Wyeth-Ayerst Laboratories Co. v. Medrano, 28 S.W.3d 87, 94 (Tex.App.-Texarkana, 2000, no pet.) (holding that Plaintiff has the burden to "show both that the warning was defective and that it was the producing cause of the plaintiff's injury."); Rolen v. Burroughs Wellcome Co., 856 S.W.2d 607, 609 (Tex.App. — Waco 1993, writ denied); Technical Chem. Co. v. Jacobs, 480 S.W.2d 602, 605-06 (Tex. 1972); Stewart v. Janssen Pharm., Inc., 780 S.W.2d 910, 911 (Tex.App.-El Paso 1989, writ denied).
Rolen, 856 S.W.2d at 609 (finding that a warning is adequate as a matter of law if it specifically mentions the circumstances complained of).
See Cooper v. Bowser, 610 S.W.2d 825, 832 (Tex.App. — Tyler 1980, no writ).
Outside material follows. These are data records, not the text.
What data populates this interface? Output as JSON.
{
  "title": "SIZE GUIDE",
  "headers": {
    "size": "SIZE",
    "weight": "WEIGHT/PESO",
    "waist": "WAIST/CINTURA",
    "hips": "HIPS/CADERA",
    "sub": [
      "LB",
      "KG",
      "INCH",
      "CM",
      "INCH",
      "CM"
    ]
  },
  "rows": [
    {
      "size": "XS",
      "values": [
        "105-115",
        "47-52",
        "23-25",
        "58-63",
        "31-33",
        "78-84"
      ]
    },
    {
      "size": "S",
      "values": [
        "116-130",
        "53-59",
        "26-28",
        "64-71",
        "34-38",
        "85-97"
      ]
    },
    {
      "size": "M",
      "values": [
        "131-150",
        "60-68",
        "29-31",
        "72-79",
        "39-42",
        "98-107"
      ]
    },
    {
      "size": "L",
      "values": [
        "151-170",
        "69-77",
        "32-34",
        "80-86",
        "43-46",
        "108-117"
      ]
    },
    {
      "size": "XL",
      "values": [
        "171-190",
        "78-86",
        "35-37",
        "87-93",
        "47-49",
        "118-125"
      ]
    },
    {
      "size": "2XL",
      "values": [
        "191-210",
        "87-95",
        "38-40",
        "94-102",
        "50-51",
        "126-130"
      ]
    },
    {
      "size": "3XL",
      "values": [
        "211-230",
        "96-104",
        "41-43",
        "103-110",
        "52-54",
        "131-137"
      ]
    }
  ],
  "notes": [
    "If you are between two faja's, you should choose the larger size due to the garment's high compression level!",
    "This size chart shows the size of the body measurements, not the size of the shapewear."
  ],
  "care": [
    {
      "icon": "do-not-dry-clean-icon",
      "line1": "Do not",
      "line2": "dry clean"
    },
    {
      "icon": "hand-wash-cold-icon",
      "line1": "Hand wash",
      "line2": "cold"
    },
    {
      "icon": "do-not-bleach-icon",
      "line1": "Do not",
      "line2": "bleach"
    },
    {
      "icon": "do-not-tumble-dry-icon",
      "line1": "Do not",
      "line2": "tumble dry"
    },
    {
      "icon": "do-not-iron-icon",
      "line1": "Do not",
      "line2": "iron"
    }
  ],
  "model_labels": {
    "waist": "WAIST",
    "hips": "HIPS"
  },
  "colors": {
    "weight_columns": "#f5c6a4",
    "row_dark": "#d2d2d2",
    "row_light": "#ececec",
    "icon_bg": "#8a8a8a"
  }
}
Finally, Plaintiffs' claim that Defendants knowingly or negligently placed an unsafe product in the stream of commerce does not withstand Defendants' Motion for Summary Judgment. Under Texas law, all FDA-approved prescription drugs are unavoidably unsafe as a matter of law. In a case concerning a manufacturer's liability producing the Polio vaccine, the Fifth Circuit outlined a two-step analysis in its discussion of whether a manufacturer would be liable for placing an unavoidably unsafe drug in the stream of commerce. The Fifth Circuit advised that a court must determine first "whether the product is so unsafe that marketing it at all is `unreasonably dangerous per se', and, if not, whether the product has been introduced into the stream of commerce without sufficient safeguards and is thereby `unreasonably dangerous as marketed.'" Plaintiffs have offered no genuine issues of material facts that suggest placing Lupron on the market is unreasonably dangerous per se. In addition, a drug manufacturer's duty to warn is limited to an obligation to advise the prescribing physician of any potential dangers, and there is no evidence that Defendants have not fulfilled this duty to safeguard through its warnings to Dr. Van Wingerden.
Hackett v. G.D. Searle Co., 246 F.Supp.2d 591, 595 (W.D.Tex., 2002).
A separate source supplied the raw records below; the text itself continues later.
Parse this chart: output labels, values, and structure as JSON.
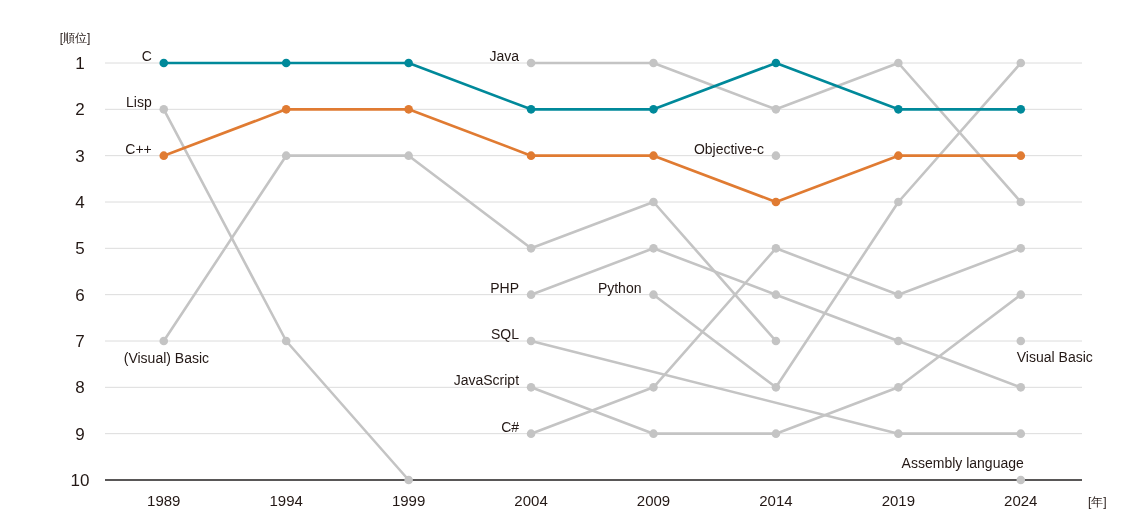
{
  "chart_data": {
    "type": "line",
    "ylabel": "[順位]",
    "xlabel": "[年]",
    "marker": "circle",
    "grid": "y",
    "xlim": [
      1986.6,
      2026.5
    ],
    "ylim": [
      10,
      1
    ],
    "xticks": [
      1989,
      1994,
      1999,
      2004,
      2009,
      2014,
      2019,
      2024
    ],
    "yticks": [
      1,
      2,
      3,
      4,
      5,
      6,
      7,
      8,
      9,
      10
    ],
    "x": [
      1989,
      1994,
      1999,
      2004,
      2009,
      2014,
      2019,
      2024
    ],
    "series": [
      {
        "name": "C",
        "color": "#00899a",
        "values": [
          1,
          1,
          1,
          2,
          2,
          1,
          2,
          2
        ]
      },
      {
        "name": "C++",
        "color": "#e07b32",
        "values": [
          3,
          2,
          2,
          3,
          3,
          4,
          3,
          3
        ]
      },
      {
        "name": "Lisp",
        "color": "#c4c4c4",
        "x": [
          1989,
          1994,
          1999
        ],
        "values": [
          2,
          7,
          10
        ]
      },
      {
        "name": "(Visual) Basic",
        "color": "#c4c4c4",
        "x": [
          1989,
          1994,
          1999,
          2004,
          2009,
          2014
        ],
        "values": [
          7,
          3,
          3,
          5,
          4,
          7
        ]
      },
      {
        "name": "Java",
        "color": "#c4c4c4",
        "x": [
          2004,
          2009,
          2014,
          2019,
          2024
        ],
        "values": [
          1,
          1,
          2,
          1,
          4
        ]
      },
      {
        "name": "Objective-c",
        "color": "#c4c4c4",
        "x": [
          2014
        ],
        "values": [
          3
        ]
      },
      {
        "name": "PHP",
        "color": "#c4c4c4",
        "x": [
          2004,
          2009,
          2014,
          2019,
          2024
        ],
        "values": [
          6,
          5,
          6,
          7,
          8
        ]
      },
      {
        "name": "Python",
        "color": "#c4c4c4",
        "x": [
          2009,
          2014,
          2019,
          2024
        ],
        "values": [
          6,
          8,
          4,
          1
        ]
      },
      {
        "name": "SQL",
        "color": "#c4c4c4",
        "x": [
          2004,
          2019,
          2024
        ],
        "values": [
          7,
          9,
          9
        ]
      },
      {
        "name": "JavaScript",
        "color": "#c4c4c4",
        "x": [
          2004,
          2009,
          2014,
          2019,
          2024
        ],
        "values": [
          8,
          9,
          9,
          8,
          6
        ]
      },
      {
        "name": "C#",
        "color": "#c4c4c4",
        "x": [
          2004,
          2009,
          2014,
          2019,
          2024
        ],
        "values": [
          9,
          8,
          5,
          6,
          5
        ]
      },
      {
        "name": "Visual Basic",
        "color": "#c4c4c4",
        "x": [
          2024
        ],
        "values": [
          7
        ]
      },
      {
        "name": "Assembly language",
        "color": "#c4c4c4",
        "x": [
          2024
        ],
        "values": [
          10
        ]
      }
    ]
  }
}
Reyes, 498 F.2d at 1272-3.
Id. at 1273.
See id. at 1274-6.
CONCLUSION
For the foregoing reasons, the Court finds that Plaintiffs have failed to raise a genuine issue of material fact as to one or more essential elements of each of his federal causes of action.ACCORDINGLY, IT IS ORDERED that Defendants' Motion for Summary Judgment (Docket No. 25) is GRANTED.
It is so ORDERED.
FINAL JUDGMENT
On this day, the Court entered an Order granting Defendants' Motion for Summary Judgment and dismissing Plaintiffs' claims. The Court now enters its Final Judgment pursuant to Federal Rule of Civil Procedure 58.Accordingly, it is hereby ORDERED that Defendants' Motion for Summary Judgment be GRANTED.
It is ORDERED that each party bear its own costs.
It is ORDERED that all pending motions are DENIED AS MOOT.